Chinese state media is trying to calm investors after massive stock rout
It's been a historically terrible week for Chinese stocks. Now China's trying to placate investors as the country signals a range of sweeping reforms on private enterprise.
"There are some doubts in the market regarding the recent regulatory policies ... in fact, these regulatory policies are not aimed at restricting or suppressing" industry, wrote the state-owned China Economic Daily in a Thursday editorial, joining other voices in the country calling for calm after a massive stock market sell-off.
"If you try to understand it from a big picture perspective, you won't be biased by irrational emotions," the editorial said, adding that in the past, major regulatory efforts "did not affect the vitality of China's economic development" nor dramatically change the relationship between foreign capital and Chinese assets.
That editorial — which appeared in a major newspaper published by the ruling Chinese Communist Party — came a day after the Chinese state-run newspaper Securities Times published a commentary acknowledging the "changes in policy for certain industries." That paper asked investors to "have confidence in the market."
The unprecedented crackdown has wiped $1.2 trillion off the value of overseas-listed Chinese tech stocks since mid-February — one of the worst sell-offs in history, Goldman Sachs analysts said in a research report on Thursday.
On Monday and Tuesday alone, Hong Kong's benchmark Hang Seng Index lost a combined 8%, while the Shanghai Composite Index fell nearly 5%. The drops came after Chinese authorities targeted tech and education companies with a broad set of reforms — including a ban on for-profit after-school tutoring services, and a requirement that online food delivery platforms provide minimum wages to delivery riders.
US-listed Chinese tech stocks have been hammered, too.
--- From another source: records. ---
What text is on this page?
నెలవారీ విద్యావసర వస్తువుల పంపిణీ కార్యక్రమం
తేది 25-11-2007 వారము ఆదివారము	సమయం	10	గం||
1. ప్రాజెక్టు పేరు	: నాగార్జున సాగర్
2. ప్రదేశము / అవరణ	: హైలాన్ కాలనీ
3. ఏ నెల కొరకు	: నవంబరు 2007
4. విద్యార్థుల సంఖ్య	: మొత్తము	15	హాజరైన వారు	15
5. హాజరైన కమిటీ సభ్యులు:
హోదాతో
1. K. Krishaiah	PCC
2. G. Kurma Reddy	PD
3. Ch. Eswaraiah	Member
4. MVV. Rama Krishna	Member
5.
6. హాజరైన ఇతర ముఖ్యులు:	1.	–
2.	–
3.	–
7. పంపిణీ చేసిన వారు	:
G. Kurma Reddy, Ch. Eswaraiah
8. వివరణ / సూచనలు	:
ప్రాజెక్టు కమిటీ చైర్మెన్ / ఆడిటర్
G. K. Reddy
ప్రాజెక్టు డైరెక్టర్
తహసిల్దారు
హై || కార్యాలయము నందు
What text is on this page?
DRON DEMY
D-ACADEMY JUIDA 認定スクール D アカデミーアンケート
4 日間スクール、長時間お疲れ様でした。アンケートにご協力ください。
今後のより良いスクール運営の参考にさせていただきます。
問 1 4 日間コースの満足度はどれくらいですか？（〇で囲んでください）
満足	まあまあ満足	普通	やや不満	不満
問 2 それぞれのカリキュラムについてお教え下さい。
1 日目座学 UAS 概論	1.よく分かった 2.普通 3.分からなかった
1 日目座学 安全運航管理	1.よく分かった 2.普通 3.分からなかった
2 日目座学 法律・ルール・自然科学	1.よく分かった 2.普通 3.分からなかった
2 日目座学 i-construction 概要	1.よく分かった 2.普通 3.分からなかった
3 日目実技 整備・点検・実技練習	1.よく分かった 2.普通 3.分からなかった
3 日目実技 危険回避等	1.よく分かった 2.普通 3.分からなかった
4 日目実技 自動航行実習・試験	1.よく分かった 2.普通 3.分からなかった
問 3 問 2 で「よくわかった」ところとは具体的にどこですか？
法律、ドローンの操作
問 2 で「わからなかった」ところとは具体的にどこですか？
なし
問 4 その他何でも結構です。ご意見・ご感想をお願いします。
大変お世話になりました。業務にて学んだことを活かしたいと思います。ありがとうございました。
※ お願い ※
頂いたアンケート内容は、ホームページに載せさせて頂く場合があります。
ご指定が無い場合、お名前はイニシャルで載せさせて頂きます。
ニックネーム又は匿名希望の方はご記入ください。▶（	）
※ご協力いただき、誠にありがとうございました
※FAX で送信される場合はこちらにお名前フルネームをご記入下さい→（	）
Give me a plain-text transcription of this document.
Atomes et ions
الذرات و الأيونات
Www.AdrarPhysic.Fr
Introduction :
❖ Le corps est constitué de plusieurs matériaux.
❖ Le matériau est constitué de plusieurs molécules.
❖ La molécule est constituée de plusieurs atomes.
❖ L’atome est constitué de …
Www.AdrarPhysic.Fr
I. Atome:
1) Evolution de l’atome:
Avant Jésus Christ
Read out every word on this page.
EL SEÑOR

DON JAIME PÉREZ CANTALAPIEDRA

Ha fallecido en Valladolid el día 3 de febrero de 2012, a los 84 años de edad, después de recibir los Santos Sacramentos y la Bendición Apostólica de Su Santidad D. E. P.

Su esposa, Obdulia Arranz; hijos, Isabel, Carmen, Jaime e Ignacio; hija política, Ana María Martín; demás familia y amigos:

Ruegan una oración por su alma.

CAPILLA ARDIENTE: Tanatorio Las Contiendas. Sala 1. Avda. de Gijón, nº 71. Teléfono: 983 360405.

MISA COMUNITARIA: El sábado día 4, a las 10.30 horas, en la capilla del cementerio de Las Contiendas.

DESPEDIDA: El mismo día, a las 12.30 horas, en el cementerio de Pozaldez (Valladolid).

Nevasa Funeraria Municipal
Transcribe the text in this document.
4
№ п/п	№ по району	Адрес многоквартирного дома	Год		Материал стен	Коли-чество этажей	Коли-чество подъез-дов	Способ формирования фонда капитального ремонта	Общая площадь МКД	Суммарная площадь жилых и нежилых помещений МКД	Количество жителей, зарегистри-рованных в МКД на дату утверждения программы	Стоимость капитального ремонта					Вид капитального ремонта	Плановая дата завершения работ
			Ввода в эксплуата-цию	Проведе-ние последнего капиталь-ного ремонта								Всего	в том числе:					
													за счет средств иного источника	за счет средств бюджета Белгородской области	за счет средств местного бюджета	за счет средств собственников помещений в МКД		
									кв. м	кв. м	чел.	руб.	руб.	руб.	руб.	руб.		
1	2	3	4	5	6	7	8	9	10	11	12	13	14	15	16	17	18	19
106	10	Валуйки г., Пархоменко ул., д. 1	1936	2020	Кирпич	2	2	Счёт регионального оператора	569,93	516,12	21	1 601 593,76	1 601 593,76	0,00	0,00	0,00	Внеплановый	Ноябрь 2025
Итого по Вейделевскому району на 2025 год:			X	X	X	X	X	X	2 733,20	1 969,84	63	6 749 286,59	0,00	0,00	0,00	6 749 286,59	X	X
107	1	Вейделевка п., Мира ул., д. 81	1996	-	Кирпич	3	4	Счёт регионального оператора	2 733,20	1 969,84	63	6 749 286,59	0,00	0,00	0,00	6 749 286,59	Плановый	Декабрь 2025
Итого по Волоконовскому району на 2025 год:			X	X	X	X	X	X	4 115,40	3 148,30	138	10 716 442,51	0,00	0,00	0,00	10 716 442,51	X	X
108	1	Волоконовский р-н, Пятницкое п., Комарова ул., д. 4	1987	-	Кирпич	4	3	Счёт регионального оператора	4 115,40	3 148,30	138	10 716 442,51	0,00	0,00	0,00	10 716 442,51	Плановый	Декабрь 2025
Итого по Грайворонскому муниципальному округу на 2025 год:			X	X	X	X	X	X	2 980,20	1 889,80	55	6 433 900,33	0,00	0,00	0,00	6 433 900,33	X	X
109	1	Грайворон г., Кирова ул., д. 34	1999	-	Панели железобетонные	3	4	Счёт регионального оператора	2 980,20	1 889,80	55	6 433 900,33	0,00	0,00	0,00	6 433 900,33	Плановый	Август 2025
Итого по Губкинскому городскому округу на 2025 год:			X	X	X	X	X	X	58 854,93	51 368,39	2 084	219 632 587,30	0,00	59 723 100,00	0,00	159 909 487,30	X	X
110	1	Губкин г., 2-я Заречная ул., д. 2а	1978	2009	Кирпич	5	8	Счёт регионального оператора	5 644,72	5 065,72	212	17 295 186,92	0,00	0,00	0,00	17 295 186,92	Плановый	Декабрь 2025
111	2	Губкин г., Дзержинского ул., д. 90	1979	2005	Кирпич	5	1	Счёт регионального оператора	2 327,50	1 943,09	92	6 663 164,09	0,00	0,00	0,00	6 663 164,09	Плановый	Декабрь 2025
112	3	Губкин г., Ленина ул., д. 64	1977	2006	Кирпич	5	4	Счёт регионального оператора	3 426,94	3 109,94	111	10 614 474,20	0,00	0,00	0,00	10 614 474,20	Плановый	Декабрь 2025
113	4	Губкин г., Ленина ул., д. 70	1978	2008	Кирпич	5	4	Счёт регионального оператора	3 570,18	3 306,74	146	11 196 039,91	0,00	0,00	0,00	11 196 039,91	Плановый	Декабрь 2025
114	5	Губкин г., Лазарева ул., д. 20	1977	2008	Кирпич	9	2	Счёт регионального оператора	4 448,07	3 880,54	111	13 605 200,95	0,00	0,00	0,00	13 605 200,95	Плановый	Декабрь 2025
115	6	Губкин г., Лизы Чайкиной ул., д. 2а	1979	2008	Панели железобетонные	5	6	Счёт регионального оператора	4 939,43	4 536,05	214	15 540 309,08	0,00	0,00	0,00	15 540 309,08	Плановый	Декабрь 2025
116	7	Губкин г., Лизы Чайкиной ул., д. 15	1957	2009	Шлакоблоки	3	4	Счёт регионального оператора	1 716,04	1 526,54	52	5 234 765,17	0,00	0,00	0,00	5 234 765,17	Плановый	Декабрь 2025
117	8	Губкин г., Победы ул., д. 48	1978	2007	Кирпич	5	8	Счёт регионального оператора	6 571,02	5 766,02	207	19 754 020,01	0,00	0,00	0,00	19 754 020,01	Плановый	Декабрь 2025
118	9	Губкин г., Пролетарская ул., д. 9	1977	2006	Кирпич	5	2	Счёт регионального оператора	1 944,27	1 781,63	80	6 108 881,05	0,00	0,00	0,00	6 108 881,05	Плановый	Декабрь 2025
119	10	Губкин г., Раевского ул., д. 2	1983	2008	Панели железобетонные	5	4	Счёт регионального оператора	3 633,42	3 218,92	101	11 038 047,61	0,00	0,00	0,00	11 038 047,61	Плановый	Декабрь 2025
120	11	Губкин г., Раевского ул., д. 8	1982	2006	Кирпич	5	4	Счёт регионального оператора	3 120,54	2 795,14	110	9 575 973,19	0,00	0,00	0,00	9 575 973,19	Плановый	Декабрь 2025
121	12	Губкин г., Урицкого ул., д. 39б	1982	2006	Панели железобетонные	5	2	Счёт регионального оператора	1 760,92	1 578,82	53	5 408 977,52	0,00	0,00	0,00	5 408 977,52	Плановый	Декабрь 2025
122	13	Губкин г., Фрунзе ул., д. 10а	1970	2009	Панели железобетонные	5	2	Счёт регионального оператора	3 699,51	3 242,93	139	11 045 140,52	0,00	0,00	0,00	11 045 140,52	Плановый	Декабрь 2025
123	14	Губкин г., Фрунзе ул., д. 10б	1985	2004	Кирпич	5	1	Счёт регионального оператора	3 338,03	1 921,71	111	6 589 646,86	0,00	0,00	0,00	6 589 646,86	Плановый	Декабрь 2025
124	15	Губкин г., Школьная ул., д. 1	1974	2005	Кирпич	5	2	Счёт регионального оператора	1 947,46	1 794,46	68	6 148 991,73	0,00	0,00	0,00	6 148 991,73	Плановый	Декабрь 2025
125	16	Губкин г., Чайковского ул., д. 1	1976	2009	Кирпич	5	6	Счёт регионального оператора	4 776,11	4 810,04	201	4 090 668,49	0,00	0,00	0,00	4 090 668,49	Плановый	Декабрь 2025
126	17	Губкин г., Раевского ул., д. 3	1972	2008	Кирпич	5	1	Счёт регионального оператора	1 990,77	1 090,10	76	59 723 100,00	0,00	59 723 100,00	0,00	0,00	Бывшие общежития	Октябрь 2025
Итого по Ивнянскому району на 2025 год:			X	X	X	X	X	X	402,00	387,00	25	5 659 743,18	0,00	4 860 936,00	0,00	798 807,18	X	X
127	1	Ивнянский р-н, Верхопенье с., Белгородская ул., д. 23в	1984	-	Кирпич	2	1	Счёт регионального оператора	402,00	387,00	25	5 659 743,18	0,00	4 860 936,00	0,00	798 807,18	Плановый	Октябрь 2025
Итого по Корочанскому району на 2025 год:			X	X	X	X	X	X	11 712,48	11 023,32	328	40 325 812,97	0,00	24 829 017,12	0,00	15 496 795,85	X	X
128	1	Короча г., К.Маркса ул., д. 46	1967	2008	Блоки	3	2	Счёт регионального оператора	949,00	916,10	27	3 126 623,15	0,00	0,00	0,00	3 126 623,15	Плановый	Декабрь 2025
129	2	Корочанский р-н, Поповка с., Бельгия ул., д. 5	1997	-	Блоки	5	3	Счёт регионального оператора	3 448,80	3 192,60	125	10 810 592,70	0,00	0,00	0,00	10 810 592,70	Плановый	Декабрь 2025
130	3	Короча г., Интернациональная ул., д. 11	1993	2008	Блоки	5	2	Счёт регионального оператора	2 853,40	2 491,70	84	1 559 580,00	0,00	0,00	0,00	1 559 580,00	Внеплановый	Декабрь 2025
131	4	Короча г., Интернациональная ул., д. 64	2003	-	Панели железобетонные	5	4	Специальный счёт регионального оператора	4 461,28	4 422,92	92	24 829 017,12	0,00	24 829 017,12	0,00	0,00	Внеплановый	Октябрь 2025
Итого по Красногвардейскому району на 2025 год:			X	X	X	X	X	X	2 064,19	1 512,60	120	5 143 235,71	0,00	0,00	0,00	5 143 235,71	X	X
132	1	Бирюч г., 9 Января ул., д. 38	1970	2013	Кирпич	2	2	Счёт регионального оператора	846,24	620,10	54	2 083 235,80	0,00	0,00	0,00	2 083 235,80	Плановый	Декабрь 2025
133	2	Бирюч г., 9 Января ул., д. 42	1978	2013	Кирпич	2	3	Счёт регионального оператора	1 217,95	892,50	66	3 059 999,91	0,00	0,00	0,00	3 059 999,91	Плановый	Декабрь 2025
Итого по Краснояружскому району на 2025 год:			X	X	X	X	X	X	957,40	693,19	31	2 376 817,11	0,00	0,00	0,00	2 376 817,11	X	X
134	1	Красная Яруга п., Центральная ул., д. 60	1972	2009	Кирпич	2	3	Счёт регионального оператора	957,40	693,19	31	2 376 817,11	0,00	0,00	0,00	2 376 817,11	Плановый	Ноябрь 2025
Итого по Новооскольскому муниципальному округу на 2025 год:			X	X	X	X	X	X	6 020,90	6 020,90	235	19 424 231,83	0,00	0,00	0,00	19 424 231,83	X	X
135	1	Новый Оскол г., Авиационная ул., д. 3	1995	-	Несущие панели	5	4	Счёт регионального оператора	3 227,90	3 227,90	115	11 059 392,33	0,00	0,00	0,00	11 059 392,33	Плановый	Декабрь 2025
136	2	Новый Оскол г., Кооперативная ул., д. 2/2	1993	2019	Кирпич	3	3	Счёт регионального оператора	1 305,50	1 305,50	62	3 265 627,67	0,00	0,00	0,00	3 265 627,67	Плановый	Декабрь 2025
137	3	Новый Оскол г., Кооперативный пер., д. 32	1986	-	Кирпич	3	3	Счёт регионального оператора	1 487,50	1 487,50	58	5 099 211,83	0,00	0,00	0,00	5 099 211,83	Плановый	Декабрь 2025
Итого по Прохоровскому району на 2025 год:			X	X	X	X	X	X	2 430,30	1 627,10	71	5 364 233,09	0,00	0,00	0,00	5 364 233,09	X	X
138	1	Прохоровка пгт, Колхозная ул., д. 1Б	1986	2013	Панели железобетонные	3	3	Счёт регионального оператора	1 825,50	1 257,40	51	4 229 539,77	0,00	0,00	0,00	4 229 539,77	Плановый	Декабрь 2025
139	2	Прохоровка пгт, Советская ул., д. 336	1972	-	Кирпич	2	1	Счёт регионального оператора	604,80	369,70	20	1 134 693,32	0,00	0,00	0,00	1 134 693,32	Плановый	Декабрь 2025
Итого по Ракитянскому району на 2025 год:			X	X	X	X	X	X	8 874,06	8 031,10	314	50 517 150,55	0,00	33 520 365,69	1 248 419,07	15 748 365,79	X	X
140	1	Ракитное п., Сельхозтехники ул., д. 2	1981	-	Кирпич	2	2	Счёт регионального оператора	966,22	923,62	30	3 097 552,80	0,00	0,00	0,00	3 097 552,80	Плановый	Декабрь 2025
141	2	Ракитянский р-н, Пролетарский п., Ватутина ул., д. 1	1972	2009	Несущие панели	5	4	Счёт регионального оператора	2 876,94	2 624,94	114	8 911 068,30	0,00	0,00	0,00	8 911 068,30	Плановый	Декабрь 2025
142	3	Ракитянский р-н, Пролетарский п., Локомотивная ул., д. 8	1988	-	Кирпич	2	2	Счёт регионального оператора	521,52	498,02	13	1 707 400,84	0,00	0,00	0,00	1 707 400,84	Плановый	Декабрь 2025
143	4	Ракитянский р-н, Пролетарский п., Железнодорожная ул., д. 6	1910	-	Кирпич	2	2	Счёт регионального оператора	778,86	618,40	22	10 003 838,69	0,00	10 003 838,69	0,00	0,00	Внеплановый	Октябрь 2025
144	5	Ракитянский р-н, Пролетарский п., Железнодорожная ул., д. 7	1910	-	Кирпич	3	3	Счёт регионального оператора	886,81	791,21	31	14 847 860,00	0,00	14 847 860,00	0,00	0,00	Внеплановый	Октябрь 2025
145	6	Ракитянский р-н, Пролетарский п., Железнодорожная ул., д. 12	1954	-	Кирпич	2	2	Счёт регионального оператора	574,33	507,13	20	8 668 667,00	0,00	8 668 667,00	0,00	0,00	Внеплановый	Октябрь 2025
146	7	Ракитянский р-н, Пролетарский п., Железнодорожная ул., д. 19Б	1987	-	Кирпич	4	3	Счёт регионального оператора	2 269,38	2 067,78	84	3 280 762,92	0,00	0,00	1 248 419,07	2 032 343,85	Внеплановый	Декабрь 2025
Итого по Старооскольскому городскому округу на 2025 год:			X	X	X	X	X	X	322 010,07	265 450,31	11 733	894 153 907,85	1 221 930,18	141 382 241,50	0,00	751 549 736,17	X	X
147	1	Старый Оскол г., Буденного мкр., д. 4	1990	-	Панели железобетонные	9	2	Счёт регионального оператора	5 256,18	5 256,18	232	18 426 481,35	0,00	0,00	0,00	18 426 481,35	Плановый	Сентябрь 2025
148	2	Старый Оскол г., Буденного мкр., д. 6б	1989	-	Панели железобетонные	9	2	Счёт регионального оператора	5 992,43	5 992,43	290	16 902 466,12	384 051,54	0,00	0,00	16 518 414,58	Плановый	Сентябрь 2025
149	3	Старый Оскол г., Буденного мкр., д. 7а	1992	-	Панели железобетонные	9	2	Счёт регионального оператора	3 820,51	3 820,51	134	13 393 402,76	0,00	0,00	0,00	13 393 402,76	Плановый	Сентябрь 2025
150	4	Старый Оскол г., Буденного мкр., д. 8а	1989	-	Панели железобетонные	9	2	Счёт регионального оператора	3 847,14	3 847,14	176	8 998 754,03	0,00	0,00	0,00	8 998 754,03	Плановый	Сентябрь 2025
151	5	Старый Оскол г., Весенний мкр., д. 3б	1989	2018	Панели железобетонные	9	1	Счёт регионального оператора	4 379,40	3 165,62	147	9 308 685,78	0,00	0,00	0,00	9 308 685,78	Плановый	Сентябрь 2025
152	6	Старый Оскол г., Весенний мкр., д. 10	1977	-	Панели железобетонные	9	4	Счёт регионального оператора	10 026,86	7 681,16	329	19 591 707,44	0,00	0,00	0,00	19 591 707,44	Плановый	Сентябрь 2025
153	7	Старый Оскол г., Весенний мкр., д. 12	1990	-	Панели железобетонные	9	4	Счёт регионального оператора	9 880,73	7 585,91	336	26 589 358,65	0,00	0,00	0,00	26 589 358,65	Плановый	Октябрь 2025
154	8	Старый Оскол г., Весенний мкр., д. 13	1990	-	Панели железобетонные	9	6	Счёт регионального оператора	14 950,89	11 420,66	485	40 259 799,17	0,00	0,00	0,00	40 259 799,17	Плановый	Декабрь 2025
Tutoring service provider TAL Education has dived more than 70% in the past week, while rivals New Oriental Education and Technology and Gaotu each plunged 65% during that period.
There was one surprising outlier on Thursday in New York: Didi, the ride-hailing company whose botched IPO has made it a poster child of the most recent phase of the crackdown.
Shares in the company soared nearly 50% during pre-market trading Thursday after the Wall Street Journal reported the company was considering going private to appease Chinese authorities and compensate investors for losses since its IPO.
Didi later denied the report, saying it was "not true" and the company was "fully cooperating" with authorities in China on a cybersecurity review.
The stock still closed up more than 11%, though it is trading well below its IPO price of $14 per share.